This week, a long-delayed hearing before a US House of Representatives subcommittee on the possibility of regulating sports betting on the federal level found itself co-opted into yet another anti-online gambling crusade by the forces of Sheldon Adelson, long the number-one enemy of legalized online gambling.
The hearing, held on Wednesday before the House Judiciary Committee’s Subcommittee on Crime, Terrorism, Homeland Security, and Investigations, was titled “Post-PASPA: An Examination of Sports Betting in America”. One would surmise that this was a hearing on what direction the federal government might consider in the wake of this spring’s Supreme Court ruling that the Professional and Amateur Sports Protection Act (PASPA) was unconstitutional, and therefore null and void.
One might have expected that, but as information about the hearing was released, it became apparent that the hearing was a quid pro quo engineered by Judiciary Committee Chairman Bob Goodlatte on behalf of Adelson, even if during the hearing it was acknowledged that it was an information-only gathering not directly connected to any pending or planned legislation.

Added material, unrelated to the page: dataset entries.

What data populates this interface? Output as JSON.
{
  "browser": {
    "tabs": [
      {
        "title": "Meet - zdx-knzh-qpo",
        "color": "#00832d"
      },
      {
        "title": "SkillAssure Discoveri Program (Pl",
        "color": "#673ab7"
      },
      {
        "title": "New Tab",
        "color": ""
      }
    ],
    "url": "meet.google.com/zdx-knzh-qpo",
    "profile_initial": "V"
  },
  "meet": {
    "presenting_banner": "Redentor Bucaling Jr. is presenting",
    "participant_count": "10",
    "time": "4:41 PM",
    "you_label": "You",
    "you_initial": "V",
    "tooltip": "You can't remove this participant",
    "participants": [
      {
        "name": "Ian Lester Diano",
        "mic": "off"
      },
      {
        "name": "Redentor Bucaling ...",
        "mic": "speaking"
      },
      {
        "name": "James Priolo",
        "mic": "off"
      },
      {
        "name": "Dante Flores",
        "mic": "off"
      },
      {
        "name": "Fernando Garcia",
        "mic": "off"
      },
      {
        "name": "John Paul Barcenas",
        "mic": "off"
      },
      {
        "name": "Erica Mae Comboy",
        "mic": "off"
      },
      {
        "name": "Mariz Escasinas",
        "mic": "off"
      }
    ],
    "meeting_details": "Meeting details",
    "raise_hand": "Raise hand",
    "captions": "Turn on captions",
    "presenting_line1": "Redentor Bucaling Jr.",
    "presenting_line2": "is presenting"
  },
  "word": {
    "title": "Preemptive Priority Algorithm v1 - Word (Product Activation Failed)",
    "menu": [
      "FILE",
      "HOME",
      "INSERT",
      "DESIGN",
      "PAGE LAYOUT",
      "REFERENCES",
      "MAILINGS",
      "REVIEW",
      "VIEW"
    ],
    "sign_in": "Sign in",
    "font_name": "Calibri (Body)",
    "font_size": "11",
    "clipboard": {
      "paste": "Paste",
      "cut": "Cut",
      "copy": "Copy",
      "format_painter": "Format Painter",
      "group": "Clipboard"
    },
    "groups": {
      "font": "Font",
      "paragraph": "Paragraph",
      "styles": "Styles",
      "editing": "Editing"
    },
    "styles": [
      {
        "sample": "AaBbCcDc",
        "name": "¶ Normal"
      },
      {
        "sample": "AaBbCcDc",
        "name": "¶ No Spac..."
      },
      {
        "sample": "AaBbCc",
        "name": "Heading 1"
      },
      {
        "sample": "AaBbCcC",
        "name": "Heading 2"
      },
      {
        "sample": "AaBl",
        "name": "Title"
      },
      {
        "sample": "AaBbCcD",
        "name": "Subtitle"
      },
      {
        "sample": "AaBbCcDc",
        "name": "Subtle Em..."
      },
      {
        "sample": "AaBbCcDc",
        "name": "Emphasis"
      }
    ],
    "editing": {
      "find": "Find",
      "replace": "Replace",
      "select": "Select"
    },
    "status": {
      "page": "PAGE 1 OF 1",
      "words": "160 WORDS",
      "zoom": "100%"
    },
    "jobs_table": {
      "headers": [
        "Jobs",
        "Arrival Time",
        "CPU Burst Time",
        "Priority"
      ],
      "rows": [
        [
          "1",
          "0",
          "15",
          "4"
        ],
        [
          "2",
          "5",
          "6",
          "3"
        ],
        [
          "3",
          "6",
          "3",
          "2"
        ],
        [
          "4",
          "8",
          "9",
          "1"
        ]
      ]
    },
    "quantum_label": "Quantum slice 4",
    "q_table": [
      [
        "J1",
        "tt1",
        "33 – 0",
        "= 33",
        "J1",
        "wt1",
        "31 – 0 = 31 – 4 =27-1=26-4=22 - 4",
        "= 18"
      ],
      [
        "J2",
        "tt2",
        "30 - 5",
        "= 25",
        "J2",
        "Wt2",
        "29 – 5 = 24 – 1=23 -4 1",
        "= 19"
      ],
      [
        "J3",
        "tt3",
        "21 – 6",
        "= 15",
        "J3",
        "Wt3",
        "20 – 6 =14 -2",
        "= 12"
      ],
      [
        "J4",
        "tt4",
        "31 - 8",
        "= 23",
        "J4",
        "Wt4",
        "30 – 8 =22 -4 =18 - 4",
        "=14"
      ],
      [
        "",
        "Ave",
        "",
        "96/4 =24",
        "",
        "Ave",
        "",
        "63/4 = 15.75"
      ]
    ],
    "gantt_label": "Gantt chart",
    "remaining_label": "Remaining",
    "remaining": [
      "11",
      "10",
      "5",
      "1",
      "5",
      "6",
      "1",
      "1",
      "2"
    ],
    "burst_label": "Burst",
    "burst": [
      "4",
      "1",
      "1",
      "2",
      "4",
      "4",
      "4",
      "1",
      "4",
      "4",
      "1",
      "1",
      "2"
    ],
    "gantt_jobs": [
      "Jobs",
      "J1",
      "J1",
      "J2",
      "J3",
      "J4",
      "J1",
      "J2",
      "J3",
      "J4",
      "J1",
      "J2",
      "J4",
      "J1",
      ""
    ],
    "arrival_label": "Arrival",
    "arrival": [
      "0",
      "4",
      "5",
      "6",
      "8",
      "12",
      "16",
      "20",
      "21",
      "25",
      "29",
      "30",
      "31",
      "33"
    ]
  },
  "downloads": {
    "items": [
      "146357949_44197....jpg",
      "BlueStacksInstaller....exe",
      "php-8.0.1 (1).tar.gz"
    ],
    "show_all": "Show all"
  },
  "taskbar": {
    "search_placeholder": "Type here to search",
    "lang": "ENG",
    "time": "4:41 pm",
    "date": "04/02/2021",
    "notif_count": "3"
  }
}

The hearing’s list of appearing “expert” witnesses made it clear that something was up:
Les Bernal
National Director, Stop Predatory GamblingJon Bruning
Counselor, Coalition to Stop Online GamblingBecky Harris
Chair, Nevada Gaming Control BoardJocelyn Moore
Executive Vice President, Communications and Public Affairs, National Football LeagueSara Slane
Senior Vice President of Public Affairs, American Gaming Association
The fudge in this particular toilet bowl floated right at the top, in the form of the two radically anti-gambling spokesmen, Les Bernal and Jon Bruning. Bruning was the tabbed representative of Adelson’ well-funded Coalition to Stop Gambling (CSIG), while Bernal was a last-moment replacement for yet another prominent anti-gambling figure, University of Illinois professor John Kindt. Bernal subbing in for Kindt wasn’t much of a big deal, as they’re regarded as two peas from the same pod, having worked together on anti-gambling pieces and efforts over the years.
Both Kindt and Bernal also have very close ties to Adelson’s CSIG group, which essentially gave the group two “expert” seats at the hearing, out of just five total. Both, as with Adelson and CSIG, also enjoyed previous close relationships to Rep. Goodlatte, who remains widely reviled in American online gambling circles for his significant role in passing 2006’s UIGEA (Unlawful Internet Gambling Enforcement Act), which was levered into law through underhanded and undemocratic means. It didn’t really matter, therefore, that one replaced the other.
So it was Bernal joining Bruning in using the subcommittee’s invitation to launch and attack on gambling in general and on online gambling in particular. Bernal, as one of the US’s foremost opponents of all forms of gambling, used the appearance to try to generate support for some imagined new version of PASPA, simply because the states, in his view, are frauds. “State governments are often called laboratories of democracy,” Bernal wrote in his formal statement. “But over the last 30 years, the record is clear: when it comes to gambling policy, states are laboratories of fraud, exploitation and budgetary shell games.”
Bruning, representing CSIG’s and Adelson’s wishes, went one step weirder. In a lengthy submission to the subcommittee, the former Nebraska Attorney General even asserted that all forms of online gambling are unconstitutional because they can’t guarantee that Nebraskans somehow can’t gamble online. This is all part of the big CSIG lie, which is to somehow pretend that there is now difference between a regulated site in another US state and an unregulated offshore offering. Only by alleging that the two are the same can Adelson and his paid flunkies attempt to mount opposition to regulated US online gambling.
Besides, under the premise that Bruning floats, the entire internet itself would be unconstitutional, simply because the rest of the world isn’t doing whatever that conservative Nebraskan desires. And one wonders why the US trails the modern countries of Europe so significantly in online matters.
Then it was to the other expert witnesses to follow Bernal’s and Bruning’s bizarre and off-topic performances, and one of those three was also a large online-gambling foe, in the NFL. The NFL’s Jocelyn Moore kept her submission more on focus, though again it was about (illegally) stripping regulatory power from the states and returning it to the federal government, a la PASPA, a law an NFL lawyer once famously declared would never be overturned. Now the NFL wants sham integrity fees and or data-rights fees; either of those, if authorized, would be a form of state-sanctioned extortion.
In other words, the hearing was a circus. The bad news is that the anti-online gambling rhetoric was every bit as awful as envisioned. The good news is that it likely won’t have any impact. Despite the tens of millions of dollars that Adelson continues to drop into Republican Party coffers to purchase his desired outcome on the issue, the horses are out of the virtual barn. Legalized sports betting and online gambling are continuing their slow expansion across the US. It’s going to take many years, perhaps a generation, but the US will, someday, catch up.